Regional Mental Health Center, EEOC settle discrimination lawsuit

2013-03-18T16:00:00Z 2013-03-19T12:52:03Z Regional Mental Health Center, EEOC settle discrimination lawsuitBy Marisa Kwiatkowski, (219) 662-5333

HAMMOND | The Regional Mental Health Center has agreed to pay $200,000 to settle a federal lawsuit stemming from its treatment of an employee with breast cancer, federal court records show.

The Equal Employment Opportunity Commission filed a lawsuit in 2010 against Southlake Mental Health Center, doing business as the Regional Mental Health Center. The center operates more than a dozen facilities in Northwest Indiana that offer emergency mental health services, mental illness treatment and alcohol and substance abuse treatment.

The EEOC claimed the mental health center discriminated against former employee Felicia Nichols by denying her request for leave for breast cancer treatment, then terminating her because of her need for leave, according to the complaint filed in federal court.

The EEOC argued the center's decision violated the Americans with Disabilities Act and "demonstrated a reckless indifference to Nichols' federally protected rights," the agency said in a press release issued Monday.

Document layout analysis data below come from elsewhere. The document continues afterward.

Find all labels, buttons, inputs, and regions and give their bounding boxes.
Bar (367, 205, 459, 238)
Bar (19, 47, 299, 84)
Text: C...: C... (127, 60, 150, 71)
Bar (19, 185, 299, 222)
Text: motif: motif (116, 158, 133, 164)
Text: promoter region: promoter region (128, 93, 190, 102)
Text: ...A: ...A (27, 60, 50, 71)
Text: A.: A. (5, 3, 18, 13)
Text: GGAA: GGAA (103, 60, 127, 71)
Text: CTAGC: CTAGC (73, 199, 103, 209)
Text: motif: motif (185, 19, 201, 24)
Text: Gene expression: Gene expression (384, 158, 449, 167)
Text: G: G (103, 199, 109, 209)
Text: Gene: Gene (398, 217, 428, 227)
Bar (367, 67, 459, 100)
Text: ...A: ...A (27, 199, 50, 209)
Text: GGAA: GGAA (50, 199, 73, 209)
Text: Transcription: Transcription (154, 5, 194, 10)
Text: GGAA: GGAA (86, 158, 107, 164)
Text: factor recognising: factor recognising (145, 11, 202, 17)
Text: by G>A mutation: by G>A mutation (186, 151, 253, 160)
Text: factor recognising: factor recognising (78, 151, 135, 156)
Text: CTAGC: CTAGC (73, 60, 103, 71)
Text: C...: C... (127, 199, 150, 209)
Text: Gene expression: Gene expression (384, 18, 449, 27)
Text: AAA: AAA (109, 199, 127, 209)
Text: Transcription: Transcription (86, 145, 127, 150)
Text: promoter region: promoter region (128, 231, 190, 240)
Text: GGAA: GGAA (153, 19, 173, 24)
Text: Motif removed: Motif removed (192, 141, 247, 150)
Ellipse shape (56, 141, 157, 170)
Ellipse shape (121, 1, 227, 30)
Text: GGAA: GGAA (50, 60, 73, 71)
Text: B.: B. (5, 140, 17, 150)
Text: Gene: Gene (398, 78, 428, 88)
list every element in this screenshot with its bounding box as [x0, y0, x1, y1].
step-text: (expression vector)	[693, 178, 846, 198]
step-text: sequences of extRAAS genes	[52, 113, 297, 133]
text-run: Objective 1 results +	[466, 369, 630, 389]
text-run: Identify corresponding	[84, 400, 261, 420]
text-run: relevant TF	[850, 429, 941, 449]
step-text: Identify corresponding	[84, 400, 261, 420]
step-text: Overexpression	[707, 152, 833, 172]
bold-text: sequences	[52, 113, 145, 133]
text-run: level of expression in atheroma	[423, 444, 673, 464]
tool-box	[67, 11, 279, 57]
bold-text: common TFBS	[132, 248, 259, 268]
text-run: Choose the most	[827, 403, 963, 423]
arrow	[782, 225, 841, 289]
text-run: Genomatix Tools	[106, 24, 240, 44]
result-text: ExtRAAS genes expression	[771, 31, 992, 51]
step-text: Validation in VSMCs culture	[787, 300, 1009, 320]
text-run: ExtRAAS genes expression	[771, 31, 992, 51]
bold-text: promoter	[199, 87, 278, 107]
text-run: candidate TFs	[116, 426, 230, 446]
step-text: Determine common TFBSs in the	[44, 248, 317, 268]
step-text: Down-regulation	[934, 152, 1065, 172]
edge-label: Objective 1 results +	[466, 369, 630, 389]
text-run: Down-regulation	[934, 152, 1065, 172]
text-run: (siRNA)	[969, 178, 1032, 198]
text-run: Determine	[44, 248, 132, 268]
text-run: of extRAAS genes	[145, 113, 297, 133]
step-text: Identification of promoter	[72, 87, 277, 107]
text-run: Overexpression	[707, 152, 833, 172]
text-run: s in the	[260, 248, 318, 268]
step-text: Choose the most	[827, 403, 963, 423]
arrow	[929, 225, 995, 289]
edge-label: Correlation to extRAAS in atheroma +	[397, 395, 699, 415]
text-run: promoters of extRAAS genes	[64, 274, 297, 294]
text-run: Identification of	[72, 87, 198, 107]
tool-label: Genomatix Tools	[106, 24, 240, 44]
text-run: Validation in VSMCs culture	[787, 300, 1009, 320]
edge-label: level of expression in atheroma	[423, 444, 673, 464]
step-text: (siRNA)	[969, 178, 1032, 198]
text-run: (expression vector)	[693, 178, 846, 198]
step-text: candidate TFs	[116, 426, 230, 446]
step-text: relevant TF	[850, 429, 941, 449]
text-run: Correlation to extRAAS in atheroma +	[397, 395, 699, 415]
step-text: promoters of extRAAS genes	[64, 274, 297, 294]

The center denied the allegations, according to a consent decree filed earlier this month by the EEOC and the Regional Mental Health Center.

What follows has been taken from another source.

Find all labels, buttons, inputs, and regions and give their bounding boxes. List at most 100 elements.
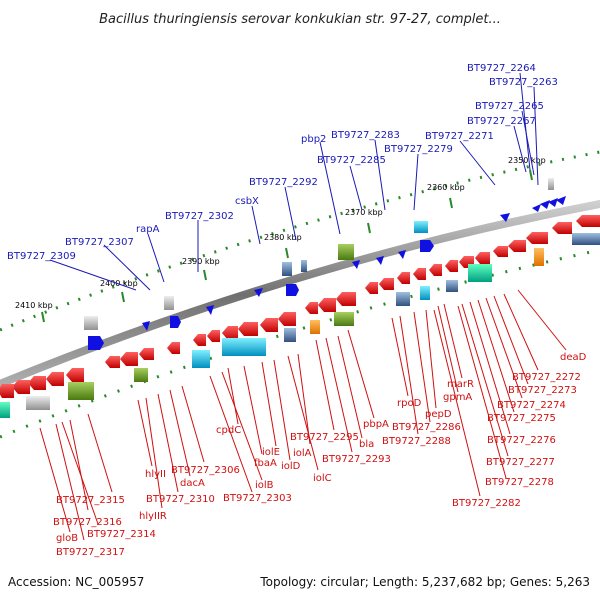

As part of the consent decree, the mental health center and Geminus Corp., which oversees the center's human resources, agreed to post notice of non-discrimination at all its facilities and to train employees on that policy. The entities also agreed to work with any employee who has a disability and needs to be accommodated, and they agreed to consider granting leave for employees who have a disability, regardless of whether they have time available under the Family Medical Leave Act.

The Regional Mental Health Center also agreed to pay $200,000 to Nichols and her attorneys, according to the consent decree. The center agreed to report its compliance with the consent decree to the EEOC for five years.

"We hope that no other employees will have to suffer the pain that Nichols suffered — choosing between her job or attending to her serious health condition," said Laurie A. Young, EEOC Indianapolis regional attorney.

Attorney Michael Rappa, who represented the Regional Mental Health Center, could not be reached Monday for comment.